No tenemos duda, ¿no cree usted? ¿Qué va a preferir el ilustre personaje? Evidentemente, defender el sitio consagrado a los padres fundadores de la patria moderna.
Jamás, aunque tenga que mentir —que no le cuesta trabajo—, aceptará que ninguno de los suyos, aunque encuentren las tierras abundantes de Adán Augusto en Chiapas, o las fortunas rebosantes de este y otros funcionarios bajo su gobierno, tolerará que ninguno sea investigado, señalado o separado de su cargo.
Así que solo le queda a Claudia lo que ha hecho consistentemente durante las últimas dos semanas: una continua perorata en defensa e interminable apología de su mentor y de su gobierno. El control de daños no está hecho y las consecuencias no tardarán en manifestarse.

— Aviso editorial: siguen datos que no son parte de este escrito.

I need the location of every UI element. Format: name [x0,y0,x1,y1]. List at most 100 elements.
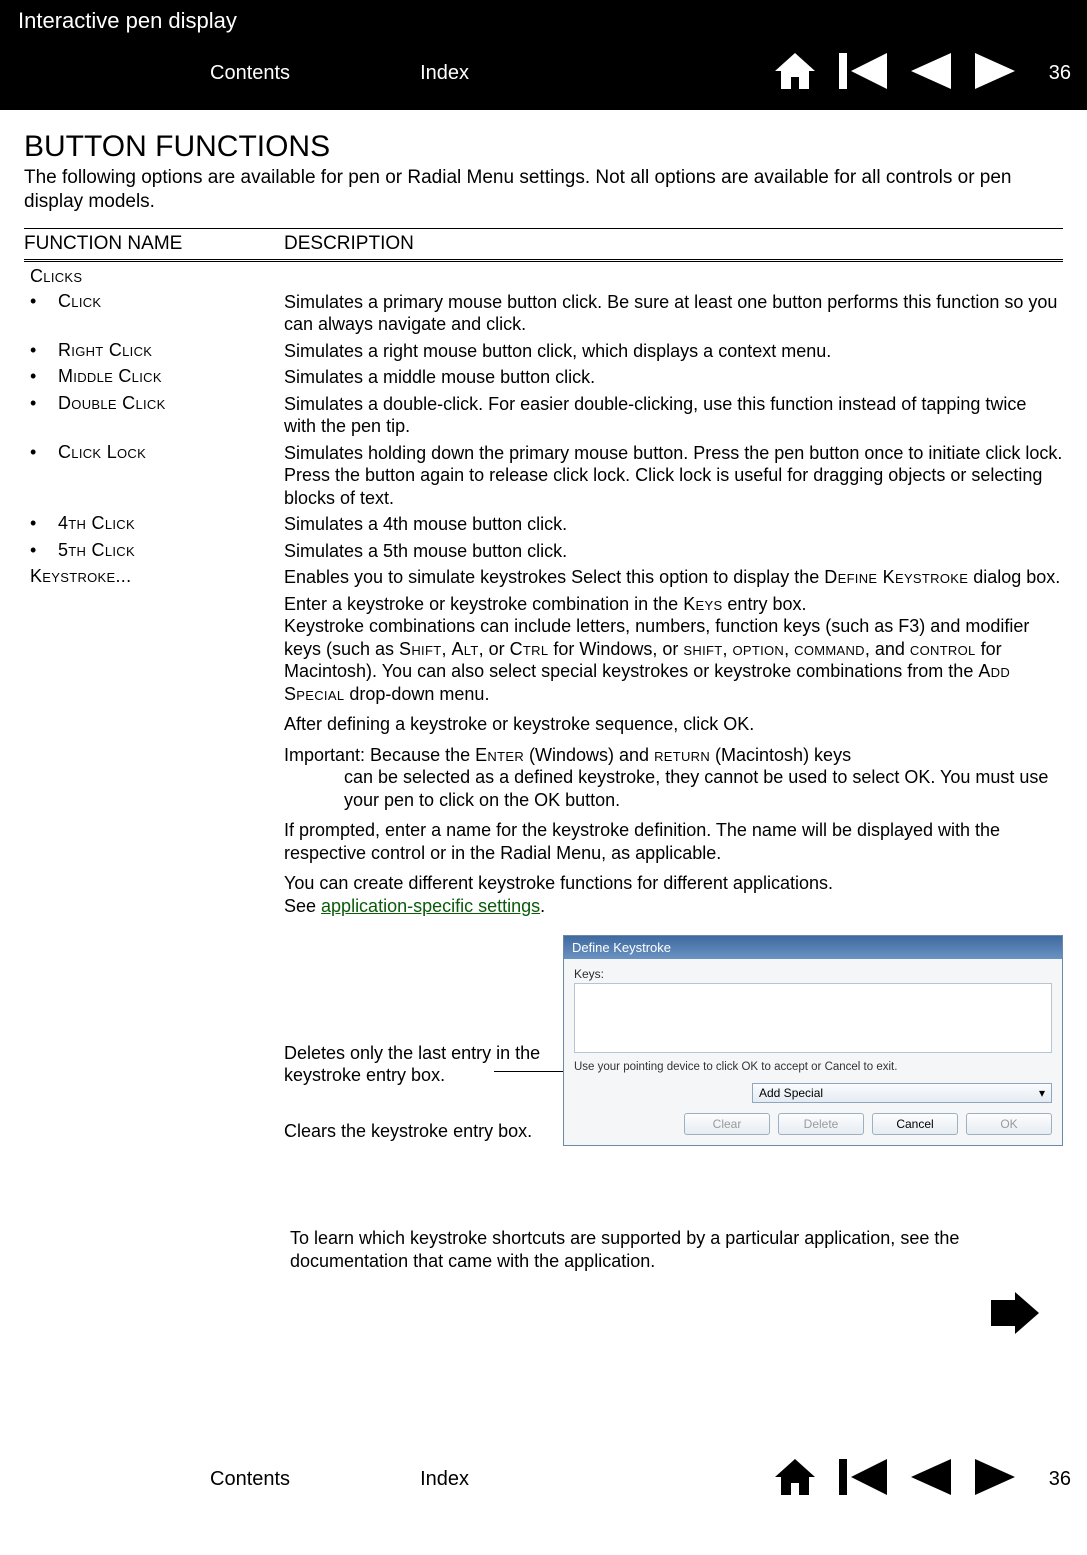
index-link[interactable]: Index [420,62,469,85]
dialog-title: Define Keystroke [564,936,1062,959]
clear-button[interactable]: Clear [684,1113,770,1135]
row-click-lock: • Click Lock Simulates holding down the … [24,442,1063,510]
fn-right-click-name: Right Click [58,340,284,361]
home-icon[interactable] [775,53,815,94]
fn-click-lock-name: Click Lock [58,442,284,463]
keystroke-para-diff: You can create different keystroke funct… [284,872,1063,917]
section-clicks-label: Clicks [24,266,284,287]
page-number-bottom: 36 [1049,1468,1071,1491]
text: , [722,639,732,659]
page-number: 36 [1049,62,1071,85]
fn-click-name: Click [58,291,284,312]
page-heading: BUTTON FUNCTIONS [24,130,1063,164]
row-5th-click: • 5th Click Simulates a 5th mouse button… [24,540,1063,563]
define-keystroke-dialog: Define Keystroke Keys: Use your pointing… [563,935,1063,1146]
nav-icons-bottom: 36 [775,1459,1071,1500]
learn-text: To learn which keystroke shortcuts are s… [290,1227,1063,1272]
text-sc: Alt [451,639,478,659]
col-function-name: FUNCTION NAME [24,233,284,255]
add-special-row: Add Special ▾ [574,1083,1052,1103]
contents-link-bottom[interactable]: Contents [210,1468,290,1491]
bullet: • [24,291,58,312]
header-rule [24,259,1063,262]
keystroke-para-keys: Enter a keystroke or keystroke combinati… [284,593,1063,706]
text: , [441,639,451,659]
contents-link[interactable]: Contents [210,62,290,85]
cancel-button[interactable]: Cancel [872,1113,958,1135]
chevron-down-icon: ▾ [1039,1086,1045,1100]
prev-page-icon[interactable] [911,53,951,94]
row-middle-click: • Middle Click Simulates a middle mouse … [24,366,1063,389]
main-content: BUTTON FUNCTIONS The following options a… [0,110,1087,1464]
text: , [784,639,794,659]
keys-label: Keys: [574,967,1052,981]
dialog-hint: Use your pointing device to click OK to … [574,1061,1052,1073]
fn-5th-click-desc: Simulates a 5th mouse button click. [284,540,1063,563]
fn-middle-click-name: Middle Click [58,366,284,387]
text-sc: Keys [683,594,722,614]
bullet: • [24,340,58,361]
text: , or [479,639,510,659]
text: , and [865,639,910,659]
intro-text: The following options are available for … [24,166,1063,214]
text: . [540,896,545,916]
fn-click-desc: Simulates a primary mouse button click. … [284,291,1063,336]
text-indent: can be selected as a defined keystroke, … [284,766,1063,811]
text-sc: control [910,639,976,659]
text: (Windows) and [524,745,654,765]
text: Important: Because the [284,745,475,765]
index-link-bottom[interactable]: Index [420,1468,469,1491]
app-specific-settings-link[interactable]: application-specific settings [321,896,540,916]
keys-input[interactable] [574,983,1052,1053]
col-description: DESCRIPTION [284,233,414,255]
first-page-icon[interactable] [839,1459,887,1500]
row-4th-click: • 4th Click Simulates a 4th mouse button… [24,513,1063,536]
bullet: • [24,366,58,387]
fn-middle-click-desc: Simulates a middle mouse button click. [284,366,1063,389]
fn-keystroke-desc: Enables you to simulate keystrokes Selec… [284,566,1063,589]
product-title: Interactive pen display [0,8,1087,48]
prev-page-icon[interactable] [911,1459,951,1500]
table-header: FUNCTION NAME DESCRIPTION [24,228,1063,259]
top-nav: Contents Index 36 [0,48,1087,98]
text: (Macintosh) keys [710,745,851,765]
nav-icons: 36 [775,53,1071,94]
dialog-body: Keys: Use your pointing device to click … [564,959,1062,1145]
fn-click-lock-desc: Simulates holding down the primary mouse… [284,442,1063,510]
fn-double-click-desc: Simulates a double-click. For easier dou… [284,393,1063,438]
row-keystroke: Keystroke... Enables you to simulate key… [24,566,1063,589]
text-sc: option [732,639,784,659]
text: Enter a keystroke or keystroke combinati… [284,594,683,614]
header-bar: Interactive pen display Contents Index 3… [0,0,1087,110]
first-page-icon[interactable] [839,53,887,94]
keystroke-para-prompt: If prompted, enter a name for the keystr… [284,819,1063,864]
callout-clear: Clears the keystroke entry box. [284,1121,584,1142]
next-page-icon[interactable] [975,53,1015,94]
delete-button[interactable]: Delete [778,1113,864,1135]
text: dialog box. [968,567,1060,587]
keystroke-para-important: Important: Because the Enter (Windows) a… [284,744,1063,812]
fn-double-click-name: Double Click [58,393,284,414]
text: Enables you to simulate keystrokes Selec… [284,567,824,587]
text-sc: command [794,639,865,659]
continue-arrow[interactable] [24,1292,1063,1334]
dialog-buttons: Clear Delete Cancel OK [574,1113,1052,1135]
section-row-clicks: Clicks [24,266,1063,287]
bottom-nav: Contents Index 36 [0,1464,1087,1514]
dialog-callout-area: Deletes only the last entry in the keyst… [284,935,1063,1215]
text-sc: return [654,745,710,765]
text-sc: shift [683,639,722,659]
fn-4th-click-desc: Simulates a 4th mouse button click. [284,513,1063,536]
row-right-click: • Right Click Simulates a right mouse bu… [24,340,1063,363]
text: entry box. [722,594,806,614]
text-sc: Shift [399,639,441,659]
row-double-click: • Double Click Simulates a double-click.… [24,393,1063,438]
next-page-icon[interactable] [975,1459,1015,1500]
add-special-select[interactable]: Add Special ▾ [752,1083,1052,1103]
fn-4th-click-name: 4th Click [58,513,284,534]
home-icon[interactable] [775,1459,815,1500]
callout-delete: Deletes only the last entry in the keyst… [284,1043,584,1086]
bullet: • [24,513,58,534]
text: drop-down menu. [344,684,489,704]
ok-button[interactable]: OK [966,1113,1052,1135]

Aparecen ya corrientes morenistas que impulsan la limpieza interna al grito de ¡Fuera los ladrones y corruptos! Traidores al movimiento.
Además del inevitable daño a la imagen, credibilidad y popularidad de la presidenta.
¿Ganará la “realpolitik” y el pragmatismo del sacrificio en aras de la continuidad? ¿O prolongarán el daño bajo la promesa del caudillo de anunciar más programas y dádivas para distraer?